Germany’s freshly appointed Finance Minister Wolfgang Schäuble has ruled out the possibility of a fundamental reform of the country’s tax system until the end of the current legislative period.

Firm in the belief that there will be neither a balanced budget nor a fundamentally new income tax system in Germany before 2013, Schäuble has argued that it is not currently the right time to undertake radical reform.

Determined to honour the pledges contained in the recent coalition agreement, however, Schäuble has confirmed government plans to carry out a limited tax reform programme from January 1, 2010 of around 1% of gross domestic product, suggesting that this is both economically right and justifiable.

He has also made known his intention to strive towards implementing additional tax reductions of around EUR20bn in 2011, provided that this is possible to legislate.

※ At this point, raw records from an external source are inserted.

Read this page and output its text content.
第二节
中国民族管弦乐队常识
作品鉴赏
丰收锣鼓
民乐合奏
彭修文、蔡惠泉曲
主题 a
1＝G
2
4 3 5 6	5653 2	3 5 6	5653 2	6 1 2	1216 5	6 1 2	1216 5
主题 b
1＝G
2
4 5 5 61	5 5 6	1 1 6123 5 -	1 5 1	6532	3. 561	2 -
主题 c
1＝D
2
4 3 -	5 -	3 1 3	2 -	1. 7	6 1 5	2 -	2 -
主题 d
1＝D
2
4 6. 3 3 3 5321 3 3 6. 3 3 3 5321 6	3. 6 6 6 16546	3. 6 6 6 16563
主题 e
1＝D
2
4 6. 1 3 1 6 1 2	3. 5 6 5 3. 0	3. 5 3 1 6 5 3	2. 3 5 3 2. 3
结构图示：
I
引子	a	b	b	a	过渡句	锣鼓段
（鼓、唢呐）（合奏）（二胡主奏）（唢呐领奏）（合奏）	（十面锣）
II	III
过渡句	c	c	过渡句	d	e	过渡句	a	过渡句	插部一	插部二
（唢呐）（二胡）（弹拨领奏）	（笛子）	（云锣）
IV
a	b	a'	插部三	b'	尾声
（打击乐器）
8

An advocate of the country’s current system of linear income tax rates, Germany’s new Finance Minister has, nevertheless, revealed that he is willing to implement a graduated system of income tax tariffs, as recently agreed in the coalition contract, provided that a degree of caution is exercised, and that considerable scope to introduce tax cuts exists.

Schäuble’s comments mark another blow for the newly elected Coalition government, as hopes for financing their tax cut plans through a future surge in tax revenue are dashed. Despite welcome news of improved economic prospects, an increase in revenue is not expected either this year or next, according to recent predictions.